Ce mois-ci, le gouvernement a échangé quelque 200 détenus – dont beaucoup étaient considérés comme des djihadistes – contre quatre prisonniers détenus par des groupes islamistes, dont Sophie Petronin, 75 ans, la dernière otage française au monde.

La visite de Le Drian intervient également à un moment où les dirigeants du monde semblent envisager la possibilité de pourparlers jihadistes.

Le secrétaire général de l’ONU, Antonio Guterres, a déclaré au quotidien français Le Monde en septembre: “il y aura des groupes avec lesquels nous pourrons parler et qui auront intérêt à engager un dialogue pour devenir des acteurs politiques à l’avenir”.
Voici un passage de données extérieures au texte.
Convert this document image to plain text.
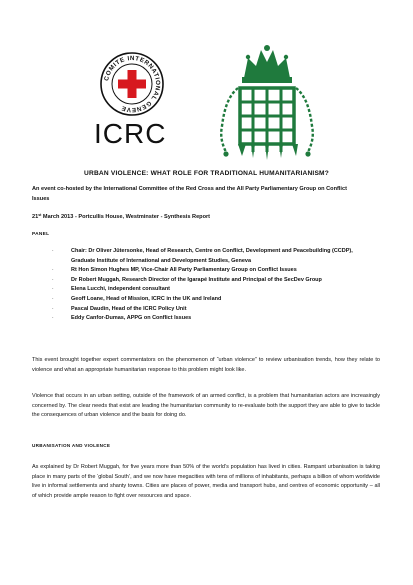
COMITE INTERNATIONAL GENEVE
ICRC
URBAN VIOLENCE: WHAT ROLE FOR TRADITIONAL HUMANITARIANISM?
An event co-hosted by the International Committee of the Red Cross and the All Party Parliamentary Group on Conflict Issues
21st March 2013 - Portcullis House, Westminster - Synthesis Report
PANEL
·	Chair: Dr Oliver Jütersonke, Head of Research, Centre on Conflict, Development and Peacebuilding (CCDP), Graduate Institute of International and Development Studies, Geneva
·	Rt Hon Simon Hughes MP, Vice-Chair All Party Parliamentary Group on Conflict Issues
·	Dr Robert Muggah, Research Director of the Igarapé Institute and Principal of the SecDev Group
·	Elena Lucchi, independent consultant
·	Geoff Loane, Head of Mission, ICRC in the UK and Ireland
·	Pascal Daudin, Head of the ICRC Policy Unit
·	Eddy Canfor-Dumas, APPG on Conflict Issues
This event brought together expert commentators on the phenomenon of “urban violence” to review urbanisation trends, how they relate to violence and what an appropriate humanitarian response to this problem might look like.
Violence that occurs in an urban setting, outside of the framework of an armed conflict, is a problem that humanitarian actors are increasingly concerned by. The clear needs that exist are leading the humanitarian community to re-evaluate both the support they are able to give to tackle the consequences of urban violence and the basis for doing do.
URBANISATION AND VIOLENCE
As explained by Dr Robert Muggah, for five years more than 50% of the world’s population has lived in cities. Rampant urbanisation is taking place in many parts of the ‘global South’, and we now have megacities with tens of millions of inhabitants, perhaps a billion of whom worldwide live in informal settlements and shanty towns. Cities are places of power, media and transport hubs, and centres of economic opportunity – all of which provide ample reason to fight over resources and space.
Des pans du Mali, vaste nation ouest-africaine de quelque 19 millions d’habitants, échappent au contrôle du gouvernement.

La France compte 5 100 soldats déployés dans la région du Sahel dans le cadre de son opération anti-jihadiste Barkhane.

L’ONU a déployé quelque 13 000 soldats au Mali dans le cadre de sa mission de maintien de la paix, connue sous le nom de MINUSMA.